In many porous substrates, such as nitrocellulose sheets, cellulose-based papers, and porous polymer sheets, liquids travel laterally along the substrate sheet. The flow is generally capillary. Such sheets are exploited in many applications in the field of diagnostics, such as in biosensors and immunoassay-lateral-flows. In these applications, a strip has been used, in which the liquid travels laterally along the entire width of the strip, cut from a substrate sheet. In multi-analysis-tests, in which the sample liquid must be transported to several reaction/detection areas, it is advantageous for it to be possible to form the substrate sheet in such a way that the sample liquid travels in only specific parts of the sheet, i.e. structural layers guiding the liquid flow are formed in the sheet.
Structural layers guiding the liquid flow can be manufactured in porous substrate sheets using many different methods. Patent US 2009/0298191 A1) (Lateral flow and flow-through bioassay devices based on patterned porous media, methods of making same and methods of using same) discloses, among others, the following methods:                A substrate sheet is saturated with a photoresist, exposed to UV light through a photo-mask defining the liquid channels, and finally developed, when the photoresist is dissolved off the locations of the liquid channels. In this way, areas saturated with photoresist are created, which define the edges of the liquid channels.        A hardening polymer, e.g., polydimethylsiloxane (PDMS), is spread on a stamp, the relief pattern of which defines the boundary areas of the liquid channels. After this, the stamp is pressed onto the substrate sheet, for example, for 20 seconds. Finally, the stamp is removed and the polymer is hardened.        Liquids, which are either hydrophobic themselves, or which can convert the substrate sheet to become hydrophobic, can be applied on the substrate sheet according to a desired pattern, for example, using the following methods: spraying the liquid through a stencil, by silkscreen printing, by inkjet printing, or using a plotter.        The desired areas of the substrate are saturated to become hydrophobic by absorbing wax with the aid of heat.        

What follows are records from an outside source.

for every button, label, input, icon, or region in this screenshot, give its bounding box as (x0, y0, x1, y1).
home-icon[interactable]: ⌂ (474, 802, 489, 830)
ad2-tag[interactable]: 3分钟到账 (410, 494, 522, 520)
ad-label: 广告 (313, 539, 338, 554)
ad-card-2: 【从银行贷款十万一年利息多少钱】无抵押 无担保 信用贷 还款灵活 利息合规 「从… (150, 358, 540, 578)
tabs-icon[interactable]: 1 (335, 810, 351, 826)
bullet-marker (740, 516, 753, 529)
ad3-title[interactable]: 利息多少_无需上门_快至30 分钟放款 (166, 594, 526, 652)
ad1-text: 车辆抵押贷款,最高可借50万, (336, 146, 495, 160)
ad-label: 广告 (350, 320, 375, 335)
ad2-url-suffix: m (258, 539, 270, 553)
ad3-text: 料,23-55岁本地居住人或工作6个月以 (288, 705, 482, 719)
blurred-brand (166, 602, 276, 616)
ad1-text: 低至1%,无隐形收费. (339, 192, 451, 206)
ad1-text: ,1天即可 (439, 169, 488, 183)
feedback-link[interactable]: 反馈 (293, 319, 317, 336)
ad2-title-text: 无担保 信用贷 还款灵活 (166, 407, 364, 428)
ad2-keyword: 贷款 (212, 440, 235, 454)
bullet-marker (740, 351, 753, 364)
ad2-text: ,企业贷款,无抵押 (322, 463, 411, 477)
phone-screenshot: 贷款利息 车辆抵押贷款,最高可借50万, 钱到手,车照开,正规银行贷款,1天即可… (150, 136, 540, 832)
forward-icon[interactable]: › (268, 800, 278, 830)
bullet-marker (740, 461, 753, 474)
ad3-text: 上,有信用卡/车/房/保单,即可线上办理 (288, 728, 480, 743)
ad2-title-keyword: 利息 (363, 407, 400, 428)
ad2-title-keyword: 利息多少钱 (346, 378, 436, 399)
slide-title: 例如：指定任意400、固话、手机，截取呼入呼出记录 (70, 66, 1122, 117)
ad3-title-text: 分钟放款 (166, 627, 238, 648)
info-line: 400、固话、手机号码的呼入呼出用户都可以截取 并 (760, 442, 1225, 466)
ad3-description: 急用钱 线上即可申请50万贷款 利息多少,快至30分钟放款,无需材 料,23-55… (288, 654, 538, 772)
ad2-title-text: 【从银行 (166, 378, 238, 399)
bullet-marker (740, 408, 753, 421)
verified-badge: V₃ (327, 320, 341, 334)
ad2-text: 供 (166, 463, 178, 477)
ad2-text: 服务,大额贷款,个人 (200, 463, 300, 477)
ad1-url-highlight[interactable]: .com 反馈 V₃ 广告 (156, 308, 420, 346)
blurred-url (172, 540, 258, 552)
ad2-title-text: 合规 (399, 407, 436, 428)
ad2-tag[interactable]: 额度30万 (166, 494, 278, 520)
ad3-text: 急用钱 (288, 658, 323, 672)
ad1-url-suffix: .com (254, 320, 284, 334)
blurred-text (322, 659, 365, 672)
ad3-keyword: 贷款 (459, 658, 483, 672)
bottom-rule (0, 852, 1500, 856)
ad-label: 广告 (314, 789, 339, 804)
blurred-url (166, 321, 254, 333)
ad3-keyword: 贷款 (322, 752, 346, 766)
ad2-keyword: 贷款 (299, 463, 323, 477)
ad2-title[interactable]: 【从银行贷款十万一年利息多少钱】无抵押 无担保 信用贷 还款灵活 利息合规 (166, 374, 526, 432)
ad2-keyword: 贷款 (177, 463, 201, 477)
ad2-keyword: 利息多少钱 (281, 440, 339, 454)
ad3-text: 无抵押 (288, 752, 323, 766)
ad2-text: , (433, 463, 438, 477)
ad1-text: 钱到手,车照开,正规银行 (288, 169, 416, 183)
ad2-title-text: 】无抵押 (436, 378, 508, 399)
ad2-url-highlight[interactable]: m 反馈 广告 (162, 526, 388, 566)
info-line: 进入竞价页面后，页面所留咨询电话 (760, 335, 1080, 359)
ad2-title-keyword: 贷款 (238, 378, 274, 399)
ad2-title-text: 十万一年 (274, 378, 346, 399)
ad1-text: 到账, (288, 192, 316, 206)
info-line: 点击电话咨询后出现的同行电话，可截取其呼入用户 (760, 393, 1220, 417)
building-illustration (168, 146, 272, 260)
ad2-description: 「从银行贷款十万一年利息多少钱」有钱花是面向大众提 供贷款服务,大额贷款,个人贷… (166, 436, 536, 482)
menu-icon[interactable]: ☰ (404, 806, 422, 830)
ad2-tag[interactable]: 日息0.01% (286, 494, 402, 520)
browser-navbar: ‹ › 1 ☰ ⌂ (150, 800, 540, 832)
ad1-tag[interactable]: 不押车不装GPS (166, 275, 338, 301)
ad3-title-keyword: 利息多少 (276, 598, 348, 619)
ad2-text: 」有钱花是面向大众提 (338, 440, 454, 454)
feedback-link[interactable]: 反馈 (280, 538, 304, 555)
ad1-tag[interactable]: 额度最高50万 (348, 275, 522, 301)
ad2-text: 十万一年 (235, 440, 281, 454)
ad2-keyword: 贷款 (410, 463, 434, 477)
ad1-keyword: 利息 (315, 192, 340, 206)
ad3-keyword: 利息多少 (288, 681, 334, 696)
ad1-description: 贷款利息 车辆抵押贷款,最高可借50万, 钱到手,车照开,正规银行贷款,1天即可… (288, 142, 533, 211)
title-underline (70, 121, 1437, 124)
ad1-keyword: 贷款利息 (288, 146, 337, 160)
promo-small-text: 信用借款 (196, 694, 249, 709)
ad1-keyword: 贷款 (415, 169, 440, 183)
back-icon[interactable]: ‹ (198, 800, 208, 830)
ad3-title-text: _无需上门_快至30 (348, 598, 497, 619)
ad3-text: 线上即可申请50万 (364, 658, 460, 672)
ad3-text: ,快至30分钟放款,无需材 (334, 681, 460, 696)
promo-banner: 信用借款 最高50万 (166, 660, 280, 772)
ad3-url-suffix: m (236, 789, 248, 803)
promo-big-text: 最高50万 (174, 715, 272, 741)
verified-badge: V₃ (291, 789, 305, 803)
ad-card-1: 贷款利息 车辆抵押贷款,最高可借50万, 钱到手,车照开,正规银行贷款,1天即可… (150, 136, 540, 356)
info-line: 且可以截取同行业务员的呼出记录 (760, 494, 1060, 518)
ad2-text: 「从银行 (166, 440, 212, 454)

In the publication D. A. Bruzewicz, M. Reches, and G. M. Whitesides, ‘Low-cost printing of poly(dimethylsiloxane) barriers to define microchannels in paper’, Anal. Chem., 2008, 80 (9), 3387-3392, barrier lines guiding liquid flow are manufactured using a PDMS solution as an ink in the pen of a plotter.
With the exception of the photoresist-based method, the precision of the edges of the liquid-flow channels are a problem in the aforementioned methods according to the prior art. Because the liquid, which alters the substrate sheet in such a way as to guide a liquid flow, must be absorbed through the entire substrate sheet, it also spreads at the same time laterally and thus the edges of the liquid-flow channel do not become precise.
The publication K. Abe, K. Suzuki, and D. Citterio, ‘Inkjet-printed microfluidic multianalyte chemical sensing paper’, Anal. Chem., 80 (18), 6928-6934, 2008, discloses a method, in which the paper in first saturated with a 1.0 w-% polystyrene-toluene solution, dried, and the liquid channels are finally etched open by inkjet printing with toluene. The inkjet printing generally has to be repeated 10-30 times to achieve a sufficient etching depth, which makes it difficult to use the method in roller-to-roller manufacturing processes.
All of the aforementioned manufacturing methods according to the prior art are quite slow and thus difficult to use in industrial mass-manufacturing processes. In patent US 2009/0298191 A1, it is estimated that patterning a single 10×10 cm substrate sheet using a photoresist-based method takes about 8-10 minutes and with a method using a stamp about 2 minutes.